See more and watch demo of this project here.
Love (& Violence)
What role does love play in the relationship between cities and their residents? While discussions about rationality(logos) can lead to various classifications and debates, abstract concepts about love(eros) have become my focal point of interest when discussing what influences human's decisions. I'll set aside the definition of love for now and consider subjects as residents of the city to examine what I observed and feel about love.
So, I created Good Old Days Part.1 and attempted to understand love and its complexities in relation to urban structure during the making process.
It is a short experimental film that tells a story about a city with a collective memory of a bygone era and its tangled residents. It’s done through a series of absurd cinematic shots, pixelated spatial transitions, scenario-based sounds, and symbolic graphical repetition.
Watch the film here.
Incipiently, what excited me were the metaphorical connections between urban living spaces and our mental structure—the angles of walls, the lines of buildings, the spatial relationships of objects—and how silent they were as stages for the potential violence of love. The way each of us perceives one’s topological relation between ourselves and other individuals/objects formed the foundation of our mental architecture.

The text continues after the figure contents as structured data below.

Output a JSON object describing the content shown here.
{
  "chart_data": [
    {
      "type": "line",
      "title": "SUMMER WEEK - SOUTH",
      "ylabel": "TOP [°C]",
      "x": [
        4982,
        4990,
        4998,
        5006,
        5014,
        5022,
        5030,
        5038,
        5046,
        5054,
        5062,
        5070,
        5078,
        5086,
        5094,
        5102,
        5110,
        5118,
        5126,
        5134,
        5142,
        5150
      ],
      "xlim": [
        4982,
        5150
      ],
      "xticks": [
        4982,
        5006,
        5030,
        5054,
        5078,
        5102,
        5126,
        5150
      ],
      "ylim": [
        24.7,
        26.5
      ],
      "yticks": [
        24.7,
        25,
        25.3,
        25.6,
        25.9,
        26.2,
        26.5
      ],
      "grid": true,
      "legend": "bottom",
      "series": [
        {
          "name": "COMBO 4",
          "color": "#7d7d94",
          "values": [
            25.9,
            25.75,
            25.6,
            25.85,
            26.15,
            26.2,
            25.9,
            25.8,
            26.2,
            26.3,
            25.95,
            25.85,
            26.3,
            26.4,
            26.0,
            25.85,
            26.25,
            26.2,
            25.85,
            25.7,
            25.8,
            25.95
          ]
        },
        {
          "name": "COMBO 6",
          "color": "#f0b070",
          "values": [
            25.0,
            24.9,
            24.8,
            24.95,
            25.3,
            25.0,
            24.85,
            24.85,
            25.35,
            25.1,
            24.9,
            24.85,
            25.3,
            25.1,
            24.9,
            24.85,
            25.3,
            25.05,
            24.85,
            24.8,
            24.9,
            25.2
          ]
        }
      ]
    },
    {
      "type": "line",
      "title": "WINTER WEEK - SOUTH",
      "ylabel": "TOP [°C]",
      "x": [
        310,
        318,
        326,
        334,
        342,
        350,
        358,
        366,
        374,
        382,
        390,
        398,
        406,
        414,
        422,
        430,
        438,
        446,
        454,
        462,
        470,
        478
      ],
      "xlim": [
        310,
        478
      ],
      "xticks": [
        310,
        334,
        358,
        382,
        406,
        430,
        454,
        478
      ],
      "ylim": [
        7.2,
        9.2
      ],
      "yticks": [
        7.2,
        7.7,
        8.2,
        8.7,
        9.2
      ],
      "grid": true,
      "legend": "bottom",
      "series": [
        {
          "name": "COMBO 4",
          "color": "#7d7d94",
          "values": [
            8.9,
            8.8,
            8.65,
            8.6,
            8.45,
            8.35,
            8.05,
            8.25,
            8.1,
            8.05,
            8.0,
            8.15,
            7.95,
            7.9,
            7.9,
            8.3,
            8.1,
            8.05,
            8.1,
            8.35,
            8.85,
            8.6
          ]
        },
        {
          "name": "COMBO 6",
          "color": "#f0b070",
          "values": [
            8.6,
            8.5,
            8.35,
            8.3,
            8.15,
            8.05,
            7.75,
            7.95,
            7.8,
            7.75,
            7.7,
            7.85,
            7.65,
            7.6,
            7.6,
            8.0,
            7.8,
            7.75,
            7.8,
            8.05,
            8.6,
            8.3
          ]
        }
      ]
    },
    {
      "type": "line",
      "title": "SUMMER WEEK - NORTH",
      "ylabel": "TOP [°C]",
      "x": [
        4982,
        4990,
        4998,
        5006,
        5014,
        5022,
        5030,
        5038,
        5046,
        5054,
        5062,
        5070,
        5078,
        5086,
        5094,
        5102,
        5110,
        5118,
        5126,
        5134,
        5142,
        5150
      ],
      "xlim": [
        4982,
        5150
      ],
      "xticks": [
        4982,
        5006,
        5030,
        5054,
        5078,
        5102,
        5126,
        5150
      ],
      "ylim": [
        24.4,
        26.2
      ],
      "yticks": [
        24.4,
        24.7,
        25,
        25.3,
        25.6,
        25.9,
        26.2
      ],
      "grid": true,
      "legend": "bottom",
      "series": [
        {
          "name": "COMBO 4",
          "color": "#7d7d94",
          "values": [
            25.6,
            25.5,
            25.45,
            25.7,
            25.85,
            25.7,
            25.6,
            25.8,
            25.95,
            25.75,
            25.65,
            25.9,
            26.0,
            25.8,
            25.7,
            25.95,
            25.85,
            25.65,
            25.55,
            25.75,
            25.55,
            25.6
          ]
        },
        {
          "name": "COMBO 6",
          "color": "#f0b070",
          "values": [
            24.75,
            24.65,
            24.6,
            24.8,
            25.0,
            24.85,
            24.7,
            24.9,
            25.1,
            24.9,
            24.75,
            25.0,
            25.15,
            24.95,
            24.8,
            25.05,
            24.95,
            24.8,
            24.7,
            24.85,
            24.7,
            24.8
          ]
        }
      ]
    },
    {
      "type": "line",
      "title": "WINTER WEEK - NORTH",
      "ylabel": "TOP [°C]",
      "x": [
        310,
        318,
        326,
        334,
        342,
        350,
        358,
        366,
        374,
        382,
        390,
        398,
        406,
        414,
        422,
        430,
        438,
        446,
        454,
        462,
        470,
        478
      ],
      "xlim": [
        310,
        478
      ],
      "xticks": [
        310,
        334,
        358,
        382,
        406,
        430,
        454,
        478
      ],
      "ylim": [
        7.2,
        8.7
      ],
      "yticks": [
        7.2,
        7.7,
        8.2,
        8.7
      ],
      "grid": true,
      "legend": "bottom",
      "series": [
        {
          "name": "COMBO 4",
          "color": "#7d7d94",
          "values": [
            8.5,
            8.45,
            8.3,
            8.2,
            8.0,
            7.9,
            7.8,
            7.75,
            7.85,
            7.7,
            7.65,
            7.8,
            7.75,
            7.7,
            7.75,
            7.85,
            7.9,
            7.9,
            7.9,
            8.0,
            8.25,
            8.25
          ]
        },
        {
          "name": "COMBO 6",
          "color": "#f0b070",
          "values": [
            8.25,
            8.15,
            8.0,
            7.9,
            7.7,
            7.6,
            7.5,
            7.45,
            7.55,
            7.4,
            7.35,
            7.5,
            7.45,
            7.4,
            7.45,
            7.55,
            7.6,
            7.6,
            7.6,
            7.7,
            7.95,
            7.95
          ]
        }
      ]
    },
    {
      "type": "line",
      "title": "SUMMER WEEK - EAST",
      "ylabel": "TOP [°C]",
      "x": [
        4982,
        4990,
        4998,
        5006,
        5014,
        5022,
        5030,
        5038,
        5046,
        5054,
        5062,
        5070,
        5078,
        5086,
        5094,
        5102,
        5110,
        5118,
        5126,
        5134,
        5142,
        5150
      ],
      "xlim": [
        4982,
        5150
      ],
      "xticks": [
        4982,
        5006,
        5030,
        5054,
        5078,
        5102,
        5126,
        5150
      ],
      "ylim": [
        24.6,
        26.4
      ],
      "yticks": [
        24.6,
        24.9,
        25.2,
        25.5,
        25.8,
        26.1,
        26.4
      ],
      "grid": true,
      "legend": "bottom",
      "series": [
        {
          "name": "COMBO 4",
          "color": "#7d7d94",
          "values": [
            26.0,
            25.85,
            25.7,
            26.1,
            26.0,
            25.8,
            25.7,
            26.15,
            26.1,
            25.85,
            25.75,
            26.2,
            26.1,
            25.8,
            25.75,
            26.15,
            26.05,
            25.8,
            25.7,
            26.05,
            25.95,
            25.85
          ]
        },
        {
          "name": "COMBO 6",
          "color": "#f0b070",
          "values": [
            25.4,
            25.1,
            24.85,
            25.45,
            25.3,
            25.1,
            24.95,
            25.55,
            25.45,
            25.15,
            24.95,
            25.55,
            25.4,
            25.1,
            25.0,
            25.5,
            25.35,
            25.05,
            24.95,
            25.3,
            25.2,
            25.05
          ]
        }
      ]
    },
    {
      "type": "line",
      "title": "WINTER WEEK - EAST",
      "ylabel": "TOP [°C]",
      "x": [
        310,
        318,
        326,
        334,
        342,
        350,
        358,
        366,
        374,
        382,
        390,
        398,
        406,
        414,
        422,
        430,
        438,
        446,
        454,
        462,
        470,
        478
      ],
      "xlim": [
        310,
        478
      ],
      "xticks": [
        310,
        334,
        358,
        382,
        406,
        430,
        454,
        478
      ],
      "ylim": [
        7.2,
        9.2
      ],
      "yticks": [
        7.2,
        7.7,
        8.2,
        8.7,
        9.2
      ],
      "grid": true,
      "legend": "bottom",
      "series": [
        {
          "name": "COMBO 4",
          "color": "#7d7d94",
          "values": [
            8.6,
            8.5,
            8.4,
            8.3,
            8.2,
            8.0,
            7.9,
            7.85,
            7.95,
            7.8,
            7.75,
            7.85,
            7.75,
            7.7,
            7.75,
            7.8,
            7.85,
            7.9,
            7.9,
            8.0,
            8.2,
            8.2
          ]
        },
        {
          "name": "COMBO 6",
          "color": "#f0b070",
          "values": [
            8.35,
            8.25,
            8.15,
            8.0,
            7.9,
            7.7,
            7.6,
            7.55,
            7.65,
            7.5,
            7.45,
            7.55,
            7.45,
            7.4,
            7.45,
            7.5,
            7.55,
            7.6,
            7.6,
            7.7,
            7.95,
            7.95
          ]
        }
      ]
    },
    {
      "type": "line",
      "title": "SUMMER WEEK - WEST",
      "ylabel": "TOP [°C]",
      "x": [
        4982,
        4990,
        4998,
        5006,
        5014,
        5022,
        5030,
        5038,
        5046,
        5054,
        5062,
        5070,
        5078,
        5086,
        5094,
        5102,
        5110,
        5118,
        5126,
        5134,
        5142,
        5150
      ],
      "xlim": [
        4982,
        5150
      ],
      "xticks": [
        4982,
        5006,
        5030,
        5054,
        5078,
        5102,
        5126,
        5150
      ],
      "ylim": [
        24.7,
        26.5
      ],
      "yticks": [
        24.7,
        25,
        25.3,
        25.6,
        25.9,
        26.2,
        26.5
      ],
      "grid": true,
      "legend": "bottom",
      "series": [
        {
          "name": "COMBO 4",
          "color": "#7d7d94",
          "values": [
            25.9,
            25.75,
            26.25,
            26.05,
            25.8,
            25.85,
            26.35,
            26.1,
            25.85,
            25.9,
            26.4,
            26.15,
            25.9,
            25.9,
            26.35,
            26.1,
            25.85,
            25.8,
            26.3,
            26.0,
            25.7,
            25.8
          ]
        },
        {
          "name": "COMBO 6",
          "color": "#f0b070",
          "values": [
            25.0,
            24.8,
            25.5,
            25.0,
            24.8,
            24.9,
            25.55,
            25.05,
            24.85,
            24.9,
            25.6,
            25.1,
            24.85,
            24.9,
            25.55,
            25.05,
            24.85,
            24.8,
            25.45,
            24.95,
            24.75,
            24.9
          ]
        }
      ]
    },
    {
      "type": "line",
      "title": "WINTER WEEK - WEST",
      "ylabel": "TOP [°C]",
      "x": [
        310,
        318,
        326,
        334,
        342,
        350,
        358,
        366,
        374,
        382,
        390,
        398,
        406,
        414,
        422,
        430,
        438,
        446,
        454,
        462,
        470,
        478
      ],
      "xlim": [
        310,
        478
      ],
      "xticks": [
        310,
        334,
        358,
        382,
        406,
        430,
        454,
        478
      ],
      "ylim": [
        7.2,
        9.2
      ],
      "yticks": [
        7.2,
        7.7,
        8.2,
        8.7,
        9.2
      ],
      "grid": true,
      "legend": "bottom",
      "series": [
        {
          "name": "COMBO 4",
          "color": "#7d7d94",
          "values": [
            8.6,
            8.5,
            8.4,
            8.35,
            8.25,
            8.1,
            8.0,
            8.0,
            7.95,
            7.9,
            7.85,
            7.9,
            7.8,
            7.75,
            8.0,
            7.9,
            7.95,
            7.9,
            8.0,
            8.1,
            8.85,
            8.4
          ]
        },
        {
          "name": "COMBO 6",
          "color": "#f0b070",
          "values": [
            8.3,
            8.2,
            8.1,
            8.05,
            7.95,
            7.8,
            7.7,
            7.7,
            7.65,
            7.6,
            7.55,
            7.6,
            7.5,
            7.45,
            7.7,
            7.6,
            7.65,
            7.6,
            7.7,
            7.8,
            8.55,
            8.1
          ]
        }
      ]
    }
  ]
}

If we were to imagine the intricate relationships of all things in our cognition as some colossal structure (perhaps infinite, beyond our imagination), the shifts within that structure would appear violent, and the leaps between nodes would seem absurd. We tend to interpret this force that generates structural shifts as love. When it happens, an undercurrent that can destroy life and imply death surges around.
This is our life, and this film signifies this kind of life.
My instinct compels me to constantly envision the places I habit in as metaphors for such structures, but I cannot ignore the impact of these spaces and objects on my physical being. I can interact with them, and I can undergo spiritual transformation through them. My living room (or all spaces) is no longer just a living area; it's a crucible for my thoughts and practices. In an era without the internet, everyone could become a life meditator because we would inevitably engage extensively with environments, existing in thought and practice. However, in the digital age, the internet and technology enable us to access the possibility of being gods.
By establishing a non-physical network of relations and visualized virtual places, we seem to gain overwhelming control and dominance. The power to imagine topological relationships becomes a daily, legally commonplace mental "drug," and even a tool of consumerism. Online gatherings, chat rooms, comment sections, and such places don't bring us closer but alienate us more. I hope I'm wrong. I hope technology broadens human boundaries, unlocking the potential for humanity to become godlike. If destiny has led us here, I hope "we" can become benevolent and wise deities. "I" want to understand how to let tendrils grow into the pipelines, to focus on how these structures are specifically constructed.
The affirmative side is a city that can be touched, while the opposing is a city with redefined humanity, and between them lies a clearing (of pixels); or an empty mall lounge, a classroom haunted by whisper, and family hallways where blood and flesh are connected ---- places of our roots and memories.